Now, in an interview with Variety, Netflix CCO Ted Sarandos said of the company pulling out of Cannes: “It was not our decision to make.”

“We want our films to be on fair ground with every other film-maker,” he added. “There’s a risk in us going in this way and having our films and film-makers treated disrespectfully at the festival. They’ve set the tone. I don’t think it would be good for us to be there.”

“We hope that they do change the rules,” Sarandos said. “We hope that they modernize. But we will continue to support all films and all film-makers. We encourage Cannes to rejoin the world cinema community and welcome them back.”

Five Netflix films had been scheduled for a Cannes premiere included Norway, Paul Greengrass’ biopic about the Norwegian terrorist Anders Behring Breivik.

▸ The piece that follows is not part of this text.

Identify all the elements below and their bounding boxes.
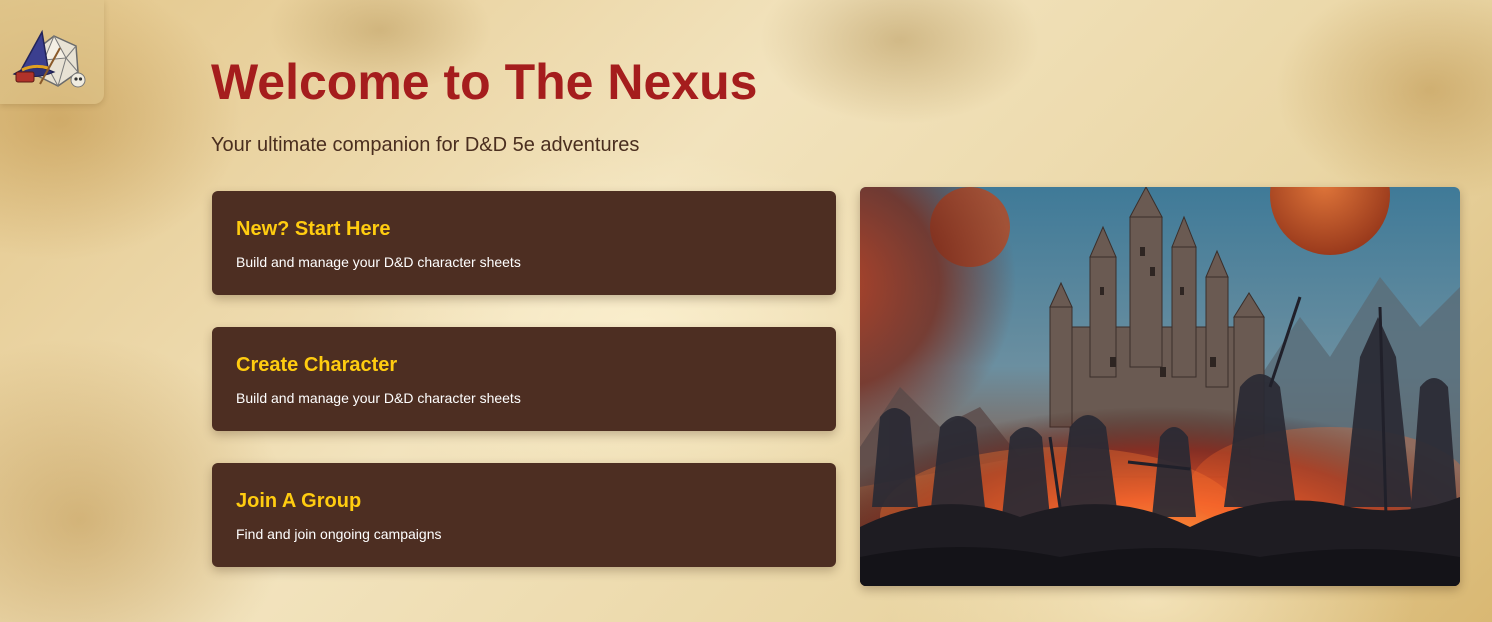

Other films included Hold the Dark, a thriller starring Alexander Skarsgård; Alfonso Cuaron’s Roma, Orson Welles documentary They’ll Love Me When I’m Dead, and a newly restored version of Welles’s famously unfinished film The Other Side of the Wind.

Hold The Dark director Jeremy Saulnier told IndieWire: “It’s a shame, I think it could’ve caused a stir”.

“But it will ultimately be better for the film to be showcased at festivals later this year, closer to the release. Also, who the hell wants to be booed at the first presentational credit of your film, especially when it’s disparaging the entity that made the film possible in the first place? That’s where I’m a fierce defender of Netflix.”